Proportional Selection (Roulette-Wheel) in Genetic Algorithms


Some of you know that I'm maintaining PGApack, a genetic algorithm package and a corresponding Python wrapper, PGApy. Recently the question came up why PGApack, when using Fitness Proportionate Selection (also known as Roulette-Wheel selection and also called proportional selection) errors out because it cannot normalize the fitness value.

In PGApack, the user supplies a real-valued evaluation function (which is called for each individual) and specifies if the result of that evaluation should be minimized or maximized (defining the optimization direction).

When using Fitness proportionate selection, this evaluation value must be mapped to a positive value, assigning each evaluation a share on the roulette-wheel. If the optimization direction is minimization, small values are better and need a larger part of the roulette-wheel so that they have a higher probability of being selected. So we need to remap the raw evaluation values to a nonnegative and monotonically increasing fitness.
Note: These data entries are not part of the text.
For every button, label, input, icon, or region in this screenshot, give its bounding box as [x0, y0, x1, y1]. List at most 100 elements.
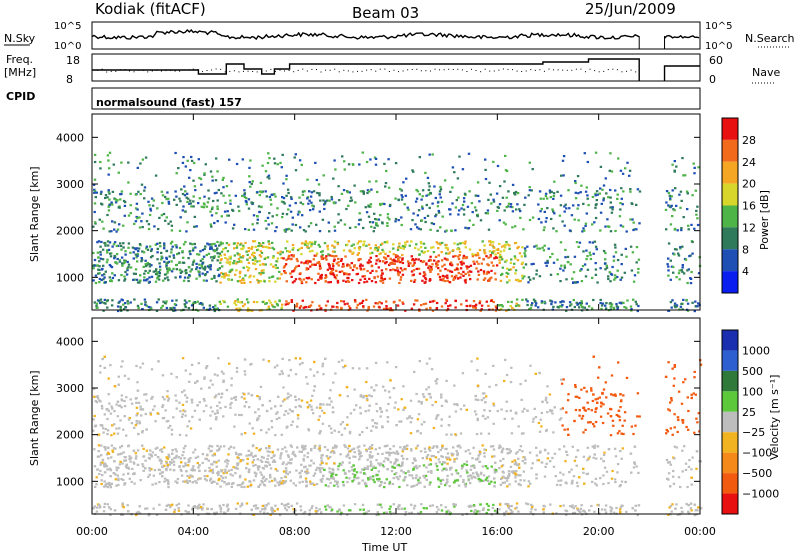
range-cell: [544, 261, 547, 264]
range-cell: [387, 458, 390, 462]
range-cell: [609, 280, 612, 283]
range-cell: [172, 416, 175, 419]
range-cell: [256, 222, 259, 225]
range-cell: [139, 366, 142, 369]
range-cell: [616, 306, 620, 309]
range-cell: [257, 205, 261, 208]
range-cell: [274, 434, 277, 437]
range-cell: [175, 172, 178, 175]
range-cell: [531, 216, 535, 219]
range-cell: [628, 169, 632, 172]
range-cell: [233, 259, 236, 263]
range-cell: [696, 223, 700, 227]
range-cell: [163, 480, 166, 483]
range-cell: [267, 240, 270, 243]
range-cell: [246, 258, 249, 261]
range-cell: [608, 225, 611, 228]
range-cell: [266, 176, 269, 179]
range-cell: [160, 255, 163, 258]
range-cell: [675, 204, 678, 207]
range-cell: [135, 202, 139, 205]
range-cell: [489, 193, 492, 196]
range-cell: [262, 358, 265, 361]
range-cell: [474, 194, 477, 197]
range-cell: [320, 456, 323, 459]
range-cell: [264, 219, 267, 222]
range-cell: [443, 461, 447, 464]
range-cell: [93, 202, 97, 205]
range-cell: [285, 178, 288, 181]
range-cell: [318, 449, 322, 452]
range-cell: [618, 430, 621, 433]
range-cell: [321, 218, 325, 221]
range-cell: [425, 203, 428, 207]
range-cell: [522, 266, 525, 269]
range-cell: [288, 204, 292, 207]
range-cell: [562, 300, 565, 303]
range-cell: [441, 279, 444, 282]
range-cell: [392, 301, 396, 304]
range-cell: [609, 230, 613, 233]
range-cell: [621, 172, 625, 175]
range-cell: [358, 212, 361, 215]
range-cell: [629, 245, 633, 248]
range-cell: [162, 416, 166, 420]
range-cell: [150, 468, 153, 471]
range-cell: [697, 272, 701, 275]
range-cell: [338, 199, 341, 202]
range-cell: [112, 447, 116, 450]
range-cell: [221, 476, 225, 479]
range-cell: [381, 242, 384, 245]
range-cell: [312, 374, 316, 377]
nave-dot: [229, 70, 231, 72]
range-cell: [146, 248, 150, 251]
range-cell: [427, 266, 430, 269]
range-cell: [540, 425, 543, 428]
range-cell: [299, 471, 302, 474]
range-cell: [488, 482, 491, 485]
range-cell: [679, 247, 682, 250]
range-cell: [135, 419, 138, 423]
range-cell: [98, 272, 101, 275]
range-cell: [455, 457, 459, 460]
range-cell: [306, 471, 310, 474]
range-cell: [132, 278, 135, 281]
range-cell: [289, 210, 293, 213]
range-cell: [280, 477, 283, 480]
range-cell: [236, 261, 239, 264]
range-cell: [505, 373, 509, 377]
range-cell: [213, 192, 217, 195]
range-cell: [256, 249, 259, 252]
range-cell: [568, 207, 571, 210]
range-cell: [209, 379, 212, 382]
range-cell: [429, 300, 432, 303]
range-cell: [198, 275, 201, 278]
range-cell: [186, 425, 189, 428]
nave-dot: [530, 69, 532, 71]
range-cell: [127, 161, 130, 164]
range-cell: [604, 225, 607, 228]
range-cell: [133, 278, 136, 281]
range-cell: [263, 280, 266, 283]
range-cell: [565, 411, 568, 414]
range-cell: [222, 272, 225, 275]
range-cell: [106, 299, 109, 302]
range-cell: [180, 270, 184, 273]
range-cell: [696, 509, 699, 512]
range-cell: [367, 307, 370, 310]
range-cell: [337, 261, 340, 264]
range-cell: [428, 153, 431, 156]
range-cell: [391, 259, 394, 262]
range-cell: [612, 307, 616, 310]
range-cell: [670, 399, 673, 402]
range-cell: [304, 261, 307, 264]
range-cell: [471, 253, 474, 256]
range-cell: [684, 378, 687, 381]
range-cell: [243, 303, 246, 306]
range-cell: [672, 265, 675, 269]
range-cell: [196, 300, 199, 303]
range-cell: [689, 282, 693, 285]
range-cell: [287, 257, 290, 260]
range-cell: [593, 240, 597, 243]
range-cell: [373, 277, 376, 280]
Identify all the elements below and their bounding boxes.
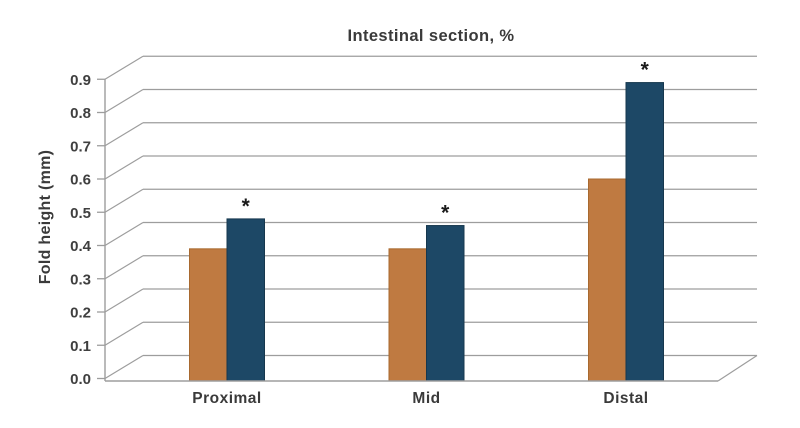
depth-diagonal-line [104,221,144,247]
depth-diagonal-line [104,354,144,380]
significance-markers: * * * [242,59,650,225]
significance-asterisk: * [242,195,251,218]
depth-diagonal-line [104,255,144,280]
y-tick-label: 0.5 [70,205,91,222]
category-label: Proximal [192,390,261,407]
y-tick-label: 0.3 [70,271,91,288]
floor-right-diagonal [717,354,758,382]
bar-mid-series-orange [388,248,427,382]
y-tick-label: 0.7 [70,138,91,155]
bar-distal-series-blue [625,82,664,382]
bar-proximal-series-orange [189,248,228,382]
y-axis-label: Fold height (mm) [37,150,54,285]
bar-proximal-series-blue [226,218,265,382]
depth-diagonal-line [104,88,144,114]
category-axis-labels: Proximal Mid Distal [192,390,648,407]
y-tick-label: 0.1 [70,338,91,355]
depth-diagonal-line [104,188,144,213]
depth-diagonal-line [104,55,144,80]
y-tick-label: 0.6 [70,172,91,189]
y-tick-label: 0.9 [70,72,91,89]
axis-layer [104,79,758,382]
y-tick-label: 0.4 [70,238,92,255]
significance-asterisk: * [641,59,650,82]
y-tick-label: 0.8 [70,105,91,122]
depth-diagonal-line [104,321,144,346]
chart-title: Intestinal section, % [347,27,514,45]
bar-distal-series-orange [588,178,627,382]
depth-diagonal-line [104,122,144,147]
depth-diagonal-line [104,155,144,180]
depth-diagonal-line [104,288,144,313]
category-label: Mid [412,390,440,407]
significance-asterisk: * [441,202,450,225]
y-tick-label: 0.2 [70,305,91,322]
bar-layer [189,82,664,382]
y-tick-label: 0.0 [70,371,91,388]
category-label: Distal [603,390,648,407]
bar-mid-series-blue [426,225,465,382]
For a minimization problem, we're computing the maximum (worst) evaluation and then the fitness is the difference of this maximum and the evaluation for that individual (after scaling the maximum a little so that no fitness value is exactly zero):

\begin{equation*} F = E_{max} - E \end{equation*}

where \(F\) is the fitness of the current individual, \(E_{max}\) is the maximum of all evaluations in this generation, and \(E\) is the evaluation of that individual.

Now when evaluation values differ by several orders of magnitude, it can happen that the difference in that formula ends up being \(E_{max}\) for many (different) evaluation values. I'm calling this an overflow in the error message which is probably not the best name for it.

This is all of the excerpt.